My objection to The Children Act is not aesthetic but religious. In previous novels and interviews, McEwan had made his sympathies for New Atheism clear, and they show here as well.
The people of faith in this novel—Adam (at the beginning) and his parents—are doctrinaire, clinging blindly to their beliefs and the institution that imposes them. When an opposing lawyer notes that Jehovah’s Witnesses have condemned blood transfusions only since 1945, the father replies “If there are changes in the teaching it’s because God only gradually reveals his purpose.” Adam practices the violin and writes poetry, yet refuses the transfusion: imagine his potential, the novel asks, if it weren’t for his faith.
However, many people of faith question the institutions they’re part of and the rules they’re told to follow. Among Methodists, many congregations advocate for fuller acceptance of homosexuals—including ordination and marriage—even as the General Conference refuses it. Among Mormons, less known for a spirit of free inquiry, groups advocate for the rights of women (Ordain Women) and homosexuals (Mormons Building Bridges).
After Adam loses his faith in a contrived plot twist, he comments that his old worldview involved “thinking that everybody’s watching and caring and that the whole universe is all about you.” But that’s hardly the Christian worldview.
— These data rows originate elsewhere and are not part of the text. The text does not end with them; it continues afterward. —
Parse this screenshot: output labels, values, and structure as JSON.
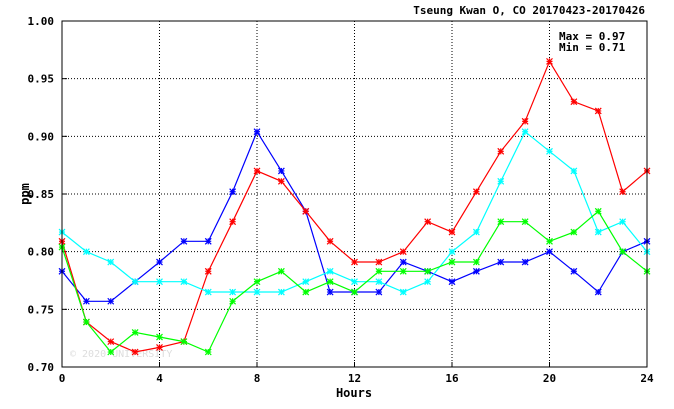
{
  "chart_data": {
    "type": "line",
    "title": "Tseung Kwan O, CO 20170423-20170426",
    "xlabel": "Hours",
    "ylabel": "ppm",
    "xlim": [
      0,
      24
    ],
    "ylim": [
      0.7,
      1.0
    ],
    "x_ticks": [
      0,
      4,
      8,
      12,
      16,
      20,
      24
    ],
    "y_ticks": [
      0.7,
      0.75,
      0.8,
      0.85,
      0.9,
      0.95,
      1.0
    ],
    "y_tick_labels": [
      "0.70",
      "0.75",
      "0.80",
      "0.85",
      "0.90",
      "0.95",
      "1.00"
    ],
    "grid": true,
    "stats": {
      "max_label": "Max = 0.97",
      "min_label": "Min = 0.71"
    },
    "watermark": "© 2020 UNIVERSITY",
    "x": [
      0,
      1,
      2,
      3,
      4,
      5,
      6,
      7,
      8,
      9,
      10,
      11,
      12,
      13,
      14,
      15,
      16,
      17,
      18,
      19,
      20,
      21,
      22,
      23,
      24
    ],
    "series": [
      {
        "color": "#0000ff",
        "values": [
          0.783,
          0.757,
          0.757,
          0.774,
          0.791,
          0.809,
          0.809,
          0.852,
          0.904,
          0.87,
          0.835,
          0.765,
          0.765,
          0.765,
          0.791,
          0.783,
          0.774,
          0.783,
          0.791,
          0.791,
          0.8,
          0.783,
          0.765,
          0.8,
          0.809
        ]
      },
      {
        "color": "#ff0000",
        "values": [
          0.809,
          0.739,
          0.722,
          0.713,
          0.717,
          0.722,
          0.783,
          0.826,
          0.87,
          0.861,
          0.835,
          0.809,
          0.791,
          0.791,
          0.8,
          0.826,
          0.817,
          0.852,
          0.887,
          0.913,
          0.965,
          0.93,
          0.922,
          0.852,
          0.87
        ]
      },
      {
        "color": "#00ffff",
        "values": [
          0.817,
          0.8,
          0.791,
          0.774,
          0.774,
          0.774,
          0.765,
          0.765,
          0.765,
          0.765,
          0.774,
          0.783,
          0.774,
          0.774,
          0.765,
          0.774,
          0.8,
          0.817,
          0.861,
          0.904,
          0.887,
          0.87,
          0.817,
          0.826,
          0.8
        ]
      },
      {
        "color": "#00ff00",
        "values": [
          0.804,
          0.739,
          0.713,
          0.73,
          0.726,
          0.722,
          0.713,
          0.757,
          0.774,
          0.783,
          0.765,
          0.774,
          0.765,
          0.783,
          0.783,
          0.783,
          0.791,
          0.791,
          0.826,
          0.826,
          0.809,
          0.817,
          0.835,
          0.8,
          0.783
        ]
      }
    ]
  }
}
A personal relationship with God may sound absurd, but it doesn’t mean thinking “that the whole universe is all about you.” It means knowing that you’re loved and that you have a place, not at the center of the universe but somewhere within its clockwork.
And not all faith manifests itself through actions like the refusal of lifesaving medical treatment, which place rules above good. More often, faith is manifested through good works and kindness. Jesus said He wasn’t from this world, but through actions and teachings He implored us to get our hands dirty within it, giving to the needy and confronting injustice.
Of the teen’s relationship with the judge, McEwan writes, “He came to find her wanting what everyone wanted, and what only free-thinking people, not the supernatural, could give. Meaning.” Beautifully written, but wrong. McEwan draws a false dichotomy when he implies that either “free-thinking people” or “the supernatural” can give meaning. The supernatural created the world, which makes meaning possible, but “free-thinking people” are left to find that meaning—often through faith.
In objecting to McEwan’s portrayal of faith, I’m not denying that The Children Act is an artful novel. I’m only disagreeing with it. Just as novelists have the right to disagree with, upset and infuriate readers, readers have a right to respond.
The Children Act doesn’t have a balanced view of faith, and neither claims or needs to. Rather, it succeeds in telling the story of “[a]n abandoned fifty-nine-year-old woman, in the infancy of old age, just learning to crawl” as she handles overlapping personal and professional ordeals.